No Phule Like An Old Phule, by Robert Asprin and Peter J. Heck (Ace, 2004)

Captain Willard “Jester” Phule of the Space Legion, and his irrepressible team of misfits, Omega Company are back for their fifth action-packed outing in No Phule Like An Old Phule. Ever since Phule took over the leadership of Omega Company, generally regarded as the dumping grounds for the Space Legion’s worst and most incorrigible soldiers, he has turned it into an elite unit through an infusion of money and business sense, and good old-fashioned dumb luck. But there’s always someone willing to rain on the parade. Not only have a pair of unsavory gamblers set their sights upon Omega Company’s casino (the story of which can be found in Phule’s Paradise), but Phule’s father has come to pay his son a visit, to prove that no one in their family should sink so low as to own a casino. When the team manning the Fat Chance Casino raises the stakes on one very special set of slot machines, a one-in-a-billion chance could spell disaster. But that’s not all. Omega Company is under investigation for potential environmental violations on the planet of Zenobia, their current station. Throw in a quest for the spirit of Elvis, a genetically-enhanced dog, a group of unwanted big-game hunters, and a lot of chaos, and you have a typical day for Captain Jester and his men.

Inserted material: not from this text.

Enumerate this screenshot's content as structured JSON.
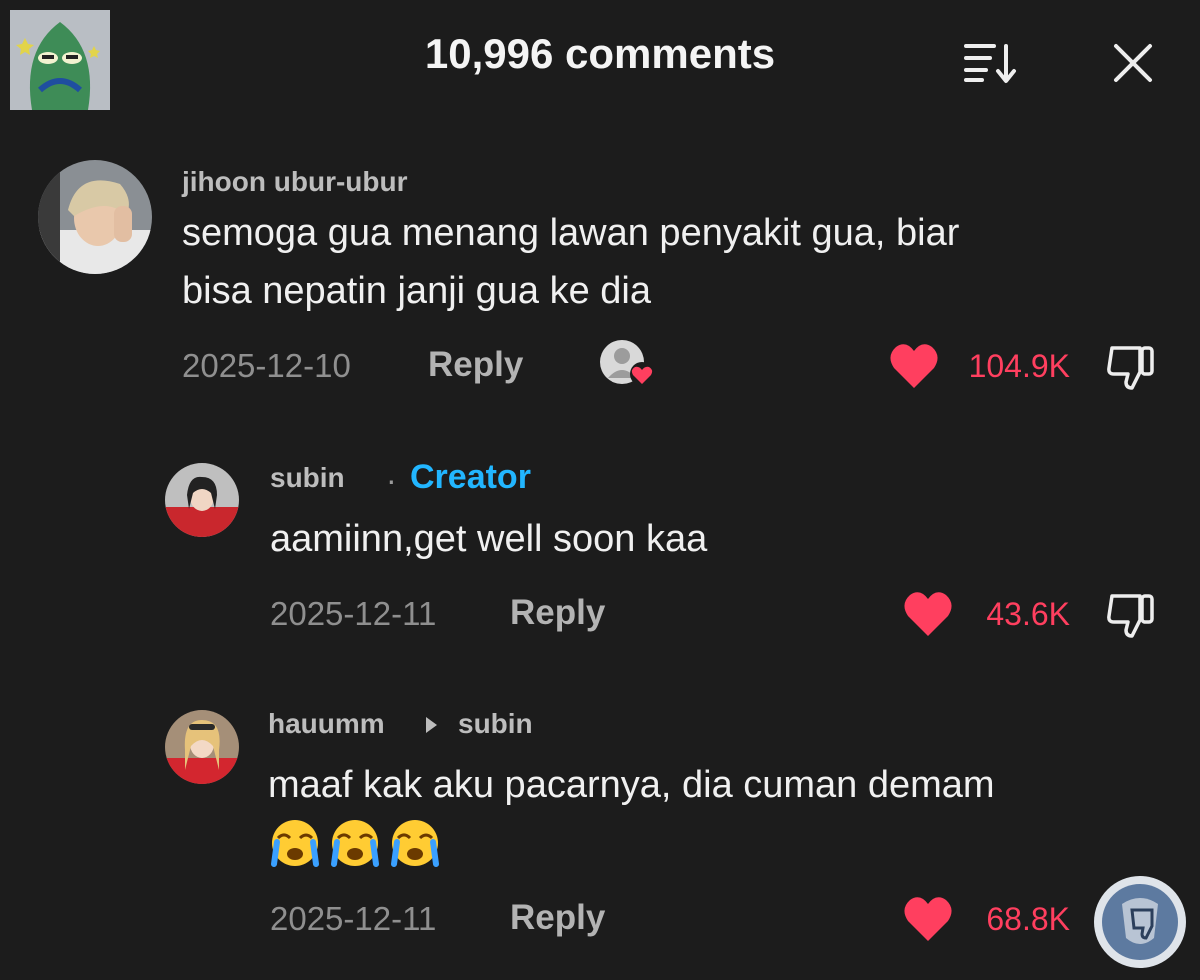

As always, the Phule series features Robert Asprin’s trademark dry humor, whimsical attention to detail, and outlandish circumstances, with Peter J. Heck pitching in to liven up the plot. Comic science fiction is a rare thing, and the Phule series is always good for some chuckles, if not outright laughter. I’ll confess that I’m not as enamored of “newer” characters in the series as I am the ones who got much more screen time in the original Phule’s Company. Frankly, a preacher who spreads the gospel as according to Elvis only gets so much mileage with me. Some of the humor (especially in acronyms — an environmental agency with the initials AEIOU?) is a little forced, and I still never really get a sense of any danger from whatever bad guys have been produced to give Our Heroes a hard time. However, this doesn’t stop me from reading each new book in the series, and enjoying the story anyway.